He walked down the aisle.
She was sitting at the corner.
He eyed her. She was glued to her phone.
He kept climbing down, returning to look at the steps lest he fell down.
He came down to her level and stood there. She noticed him and pulled her feet under the seat. He gave a perfunctory smile and walked in.
He sat down three seats away from her. He kept the samosa and tea in the two pouches on either side of his seat. Settled, he took out his phone. He stretched back in his seat, opened up the camera app and clicked a picture. A minute and a half was spent on editing it and then, boom, the image was shared with the world.
Content at what he’d done, he put the phone in the pocket of his jeans trousers and picked up the samosa.
The cinema hall was packed to the hilt. Every seat was taken. As the lights came on at the interval, there was a collective gasp and scattered applause. He too felt the joy, but he didn’t go to the levels of the people around himself in showing his appreciation.
People had rushed to the loo as the interval sign had come up. They were now back in their seats. No one wanted to miss a frame of the film, he felt.
She’d noticed the pin-drop silence during the first half. The charms of the film didn’t work on her the same way because she’d watched it thrice already. But with every subsequent viewing, she was discovering newer reactions to it. Tonight, she saw a couple getting oblivious to the crowd around themselves and kissing each other. For a full minute, was it, she wondered?
She refreshed her Instagram feed. A new post popped up. She recognised the location and the objects in the image. She pressed the “like” button without a thought. The picture had a couple sitting side-by-side. They were leaning in towards each other, with their faces illuminated from lights placed at a distance. He had edited the image to make it look like they were in space, with their faces lit up by the earth rising between them. After that kiss, this image was stirring other desires in her.
She opened her WhatsApp and typed a text:
The reply arrived within 10 seconds.
– What else?
– Raspberry syrup?
– Any other ingredients?
– A pinch of your passion.
– Strings of my heart.
– The flame might burn them.
– I know you’ll cook on a low flame.
– Too sure, are you?
– No. 🙂
– It’d take too much time though.
– We have no shortage of time.
– Would you like something to go with it?
– A cream shirt, a dark pair of trousers, and brown lace-up shoes.
– Ummmm, I think I can manage that.
– What do you want?
– A black dress, black stockings, and lipstick.
– Choosy, are we?
– You want cake and all this?
– I can manage the cake.
– Ohoho. Grand.
– I’d serve it with a cherry as the icing on top.
– Guess I’d have to eat it, then. Not doing so would be a shame.
– I hope you enjoy it.
– We will see.
The lights dimmed. The murmurs died down.
The second half started.
He had finished the samosas and was sipping on the tea.
The audience was as rapt as in the first half. Shocks were followed by gasps. There were collective tears and laughs.
His dream, their dream, was being shared by all of these people. The thought gladdened him as he took the final sip from the paper cup. Every frame, as he’d envisioned it, had come alive. The audience was immersed in it. The joy in his heart was unbounded.

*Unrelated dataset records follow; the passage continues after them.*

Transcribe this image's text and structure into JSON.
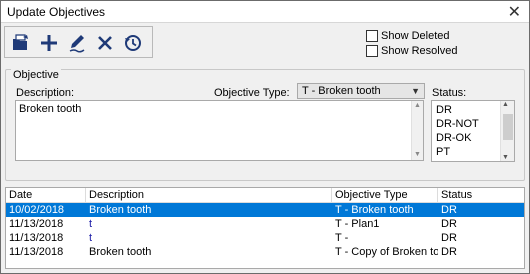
{
  "window": {
    "title": "Update Objectives",
    "close_glyph": "✕"
  },
  "toolbar": {
    "buttons": [
      {
        "name": "open-folder-icon",
        "tooltip": ""
      },
      {
        "name": "plus-icon"
      },
      {
        "name": "edit-pencil-icon"
      },
      {
        "name": "delete-x-icon"
      },
      {
        "name": "history-icon"
      }
    ]
  },
  "options": {
    "show_deleted": "Show Deleted",
    "show_resolved": "Show Resolved"
  },
  "objective": {
    "group_label": "Objective",
    "description_label": "Description:",
    "description_value": "Broken tooth",
    "type_label": "Objective Type:",
    "type_value": "T - Broken tooth",
    "status_label": "Status:",
    "status_options": [
      "DR",
      "DR-NOT",
      "DR-OK",
      "PT"
    ]
  },
  "grid": {
    "columns": [
      "Date",
      "Description",
      "Objective Type",
      "Status"
    ],
    "rows": [
      {
        "date": "10/02/2018",
        "description": "Broken tooth",
        "type": "T - Broken tooth",
        "status": "DR"
      },
      {
        "date": "11/13/2018",
        "description": "t",
        "type": "T - Plan1",
        "status": "DR"
      },
      {
        "date": "11/13/2018",
        "description": "t",
        "type": "T -",
        "status": "DR"
      },
      {
        "date": "11/13/2018",
        "description": "Broken tooth",
        "type": "T - Copy of Broken tooth",
        "status": "DR"
      }
    ]
  },
  "colors": {
    "selection": "#0078d7",
    "link": "#1a1aa6",
    "icon": "#1f3a78"
  }
}
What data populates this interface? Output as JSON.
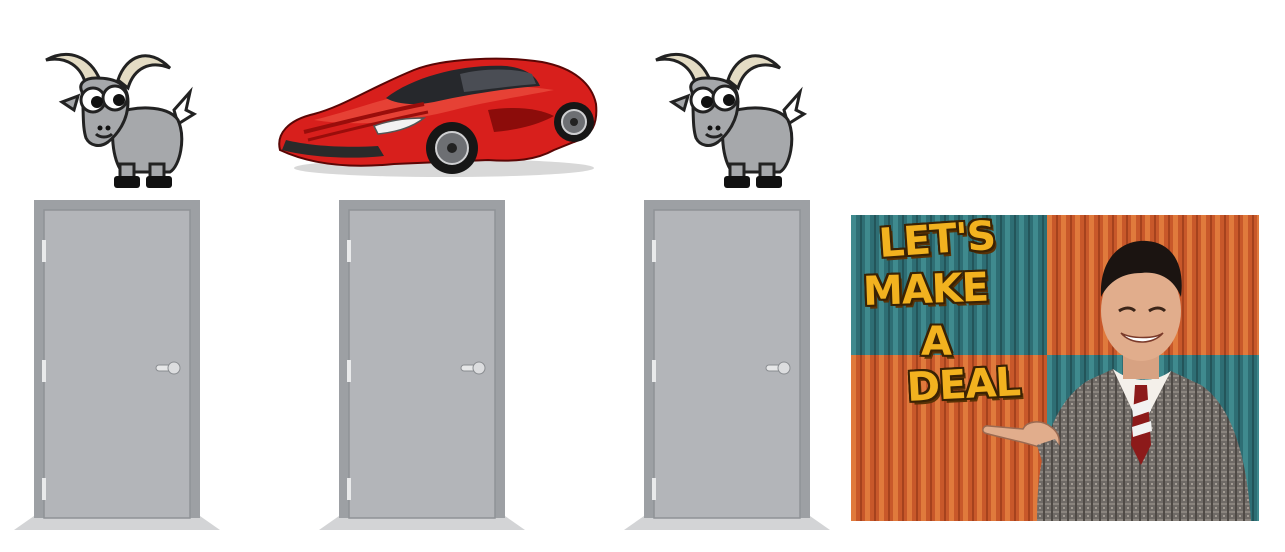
{
  "show_title_lines": [
    "LET'S",
    "MAKE",
    "A",
    "DEAL"
  ],
  "doors": [
    {
      "prize": "goat"
    },
    {
      "prize": "car"
    },
    {
      "prize": "goat"
    }
  ],
  "colors": {
    "door": "#b3b5b9",
    "door_frame": "#9da0a4",
    "goat_body": "#a6a8ab",
    "car": "#d81f1c",
    "title_text": "#f2b21f"
  }
}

First day, first show. Packed house. A handful of cast and crew among the audience. Some in disguise, others undeterred.
The last song of the film was playing on the big screen. The actress was dancing on a stage. The audience in the film was egging her on, mirroring what the audience in the cinema hall was doing.
How could she not be overjoyed by this? She’d practised this for days.

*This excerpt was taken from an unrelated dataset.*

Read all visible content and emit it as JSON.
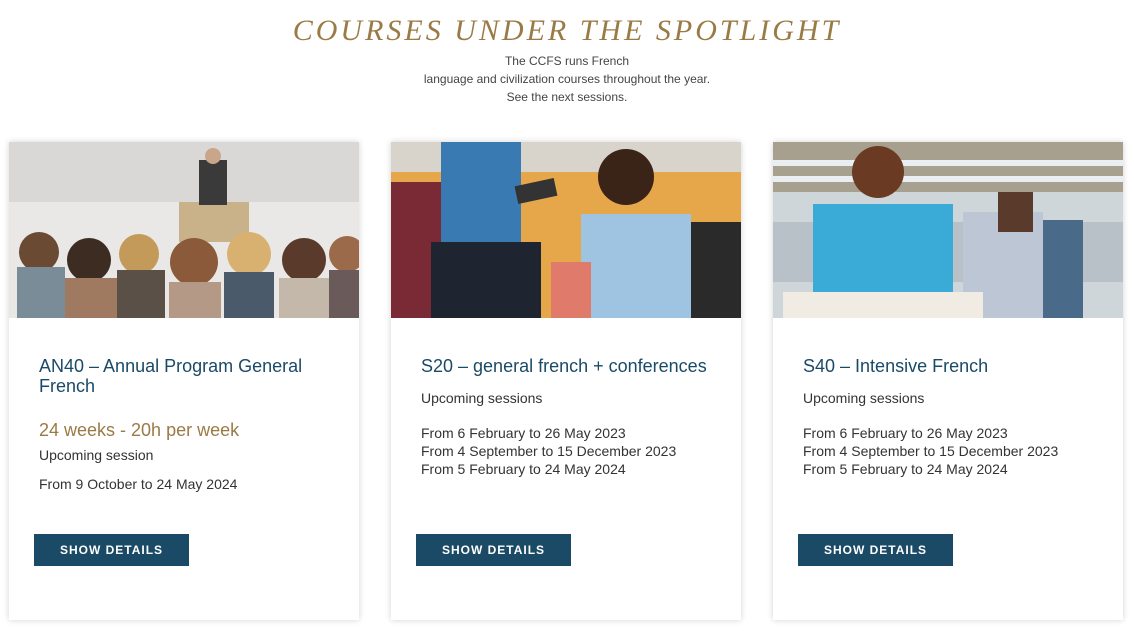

She stole a glance at him. His eyes were darting around in all directions, as if trying to capture the enchantment of the crowd.
When he looked at her, she was lost in bliss. Rossetto e Cioccolato (Lipstick and Chocolate), that famous Ornella Vanoni song, was playing through the stereo speakers of the hall. Her character was dancing on-screen to that, and she herself had closed her eyes. Repeating the steps, he knew.
The screen cut to black, and at least four-fifths of the audience gave the film a standing ovation.
They got up from their seats. He walked to her seat and embraced her.
“You know darling, I think you should make that cake soon,” she gushed.
“Let’s go home, baby,” he urged.
The director and the lead actress, partners on- and off-the-screen, left the hall for their home. When they got there, they removed the prosthetics they’d used. The mind was in a state of blissfulness at the reception to the film. It was time to satisfy the heart and the palate.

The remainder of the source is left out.